Though Garside and her husband bought 132 Fraser Fir trees in Newland, N.C., they had sold out of taller trees by November 30. By Thursday the only trees they had left were a handful of smaller trees, four to five feet tall.  

“If we had more ten foot or taller trees we would have sold them as well,” she said.  

Benson finds his trees in Jefferson County, N.C. and Roger and Jeanine Gauen, owners of the Garden Patch in Columbus, buy their trees in Spruce Pine, N.C. Gauen said he sold around 75 trees this year, which is fairly typical. He usually takes pre-orders form his customers, plus buys a few extra.  

By Thursday, Dec. 14, Joey Benson of Benson’s Produce in Lynn had sold all but three of the 380 trees he stocked this year. (Photo by Catherine Hunter)

“This year we ordered all the trees we could get,” said Gauen. “Normally we have a few left this time of year.” 

Paul Ayers and his wife Sandra, who own Ayers and Son Market in Landrum, find their trees from a grower in Banner Elk, N.C. Ayers has sold Christmas trees since he and his father, James, first opened the market 57 years ago. 

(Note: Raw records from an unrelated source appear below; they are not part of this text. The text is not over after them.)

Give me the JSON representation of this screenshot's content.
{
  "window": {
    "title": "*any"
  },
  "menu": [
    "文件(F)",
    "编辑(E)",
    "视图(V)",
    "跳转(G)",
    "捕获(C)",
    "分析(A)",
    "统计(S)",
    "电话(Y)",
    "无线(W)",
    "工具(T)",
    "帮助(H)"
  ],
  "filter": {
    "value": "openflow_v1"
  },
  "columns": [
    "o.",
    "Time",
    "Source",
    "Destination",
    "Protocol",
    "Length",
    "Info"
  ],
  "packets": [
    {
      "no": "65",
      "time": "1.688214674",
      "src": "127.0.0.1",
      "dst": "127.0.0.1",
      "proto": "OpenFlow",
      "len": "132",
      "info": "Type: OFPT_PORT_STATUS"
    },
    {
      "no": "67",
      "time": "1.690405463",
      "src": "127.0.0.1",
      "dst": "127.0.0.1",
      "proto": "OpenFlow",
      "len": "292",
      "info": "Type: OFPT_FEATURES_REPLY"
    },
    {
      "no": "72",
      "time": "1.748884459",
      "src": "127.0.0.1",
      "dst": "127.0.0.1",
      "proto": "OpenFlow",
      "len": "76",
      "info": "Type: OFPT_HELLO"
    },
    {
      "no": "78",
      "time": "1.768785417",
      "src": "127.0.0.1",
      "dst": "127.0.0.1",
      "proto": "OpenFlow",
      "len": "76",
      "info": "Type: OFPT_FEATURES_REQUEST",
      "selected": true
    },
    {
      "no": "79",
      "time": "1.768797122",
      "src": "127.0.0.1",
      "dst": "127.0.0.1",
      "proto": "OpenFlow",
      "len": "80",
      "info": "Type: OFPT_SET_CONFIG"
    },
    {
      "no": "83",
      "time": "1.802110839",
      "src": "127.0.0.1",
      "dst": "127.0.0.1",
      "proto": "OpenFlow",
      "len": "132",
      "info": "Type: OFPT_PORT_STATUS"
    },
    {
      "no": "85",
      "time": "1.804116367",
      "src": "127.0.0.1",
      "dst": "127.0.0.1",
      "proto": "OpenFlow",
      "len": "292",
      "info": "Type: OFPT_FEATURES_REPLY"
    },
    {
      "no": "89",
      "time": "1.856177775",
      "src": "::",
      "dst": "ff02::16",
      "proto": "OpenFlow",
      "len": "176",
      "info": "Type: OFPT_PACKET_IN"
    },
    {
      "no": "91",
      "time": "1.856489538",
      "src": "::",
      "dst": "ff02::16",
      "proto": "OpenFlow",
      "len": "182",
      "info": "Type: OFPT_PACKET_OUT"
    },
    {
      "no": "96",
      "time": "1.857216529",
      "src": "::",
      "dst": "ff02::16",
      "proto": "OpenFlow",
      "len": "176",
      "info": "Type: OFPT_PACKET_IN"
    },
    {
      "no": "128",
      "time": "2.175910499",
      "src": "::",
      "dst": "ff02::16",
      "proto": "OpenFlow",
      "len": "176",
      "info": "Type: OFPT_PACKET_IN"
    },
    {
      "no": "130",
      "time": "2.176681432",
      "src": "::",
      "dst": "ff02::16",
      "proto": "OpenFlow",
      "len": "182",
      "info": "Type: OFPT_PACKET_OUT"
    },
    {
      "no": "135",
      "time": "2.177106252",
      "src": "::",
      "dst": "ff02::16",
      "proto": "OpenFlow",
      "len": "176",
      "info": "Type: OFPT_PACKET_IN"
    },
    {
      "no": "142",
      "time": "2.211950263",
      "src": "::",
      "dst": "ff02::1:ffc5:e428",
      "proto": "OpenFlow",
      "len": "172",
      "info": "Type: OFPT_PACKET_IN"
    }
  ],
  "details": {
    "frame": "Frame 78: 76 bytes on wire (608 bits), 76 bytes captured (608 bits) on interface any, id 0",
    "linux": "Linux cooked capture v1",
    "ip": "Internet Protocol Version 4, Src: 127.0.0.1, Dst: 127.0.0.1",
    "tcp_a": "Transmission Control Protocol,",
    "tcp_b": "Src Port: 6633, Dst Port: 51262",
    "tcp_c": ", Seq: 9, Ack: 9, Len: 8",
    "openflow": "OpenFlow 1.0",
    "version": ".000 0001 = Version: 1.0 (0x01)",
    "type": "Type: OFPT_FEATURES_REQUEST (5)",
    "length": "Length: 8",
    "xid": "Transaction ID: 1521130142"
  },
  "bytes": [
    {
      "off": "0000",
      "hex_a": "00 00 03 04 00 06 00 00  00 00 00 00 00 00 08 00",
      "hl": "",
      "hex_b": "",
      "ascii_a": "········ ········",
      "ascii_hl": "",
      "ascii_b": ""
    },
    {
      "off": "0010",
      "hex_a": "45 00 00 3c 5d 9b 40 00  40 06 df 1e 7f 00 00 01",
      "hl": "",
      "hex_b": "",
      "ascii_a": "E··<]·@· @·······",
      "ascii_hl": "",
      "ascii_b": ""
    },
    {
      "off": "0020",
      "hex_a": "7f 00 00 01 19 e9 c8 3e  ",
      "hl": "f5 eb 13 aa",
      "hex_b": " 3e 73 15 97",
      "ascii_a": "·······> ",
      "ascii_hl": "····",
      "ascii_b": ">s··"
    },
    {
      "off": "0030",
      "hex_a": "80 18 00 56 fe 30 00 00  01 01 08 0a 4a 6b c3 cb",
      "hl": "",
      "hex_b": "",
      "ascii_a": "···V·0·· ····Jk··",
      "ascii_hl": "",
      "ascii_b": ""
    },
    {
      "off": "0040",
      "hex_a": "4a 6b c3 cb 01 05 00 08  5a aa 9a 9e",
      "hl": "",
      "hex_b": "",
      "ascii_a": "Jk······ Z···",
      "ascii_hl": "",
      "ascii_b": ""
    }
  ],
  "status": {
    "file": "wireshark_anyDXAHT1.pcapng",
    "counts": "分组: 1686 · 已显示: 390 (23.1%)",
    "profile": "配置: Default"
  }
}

“In the old days we sold wild grown cedar trees,” said Ayers who commented that tree sales have gone down in recent years. “I think it’s because the artificial trees have gotten so much better than they used to be. I like the real trees. I’m not into artificial.” 

On Thursday Ayers had only a handful of the seven to nine foot trees out of the 150 he originally stocked. He said this year he couldn’t get the smaller table top trees because the grower didn’t want to cut them.  

Paul Ayers of Ayers and Son Market shows Shirley Cantrell one of the 150 Fraser Fir trees he ordered from Banner Elk this year. (Photo by Catherine Hunter)

“They grow about a foot a year,” Ayers said about Christmas trees. “That means for an eight foot tree the farmer has eight years of spraying, trimming and care invested in it.”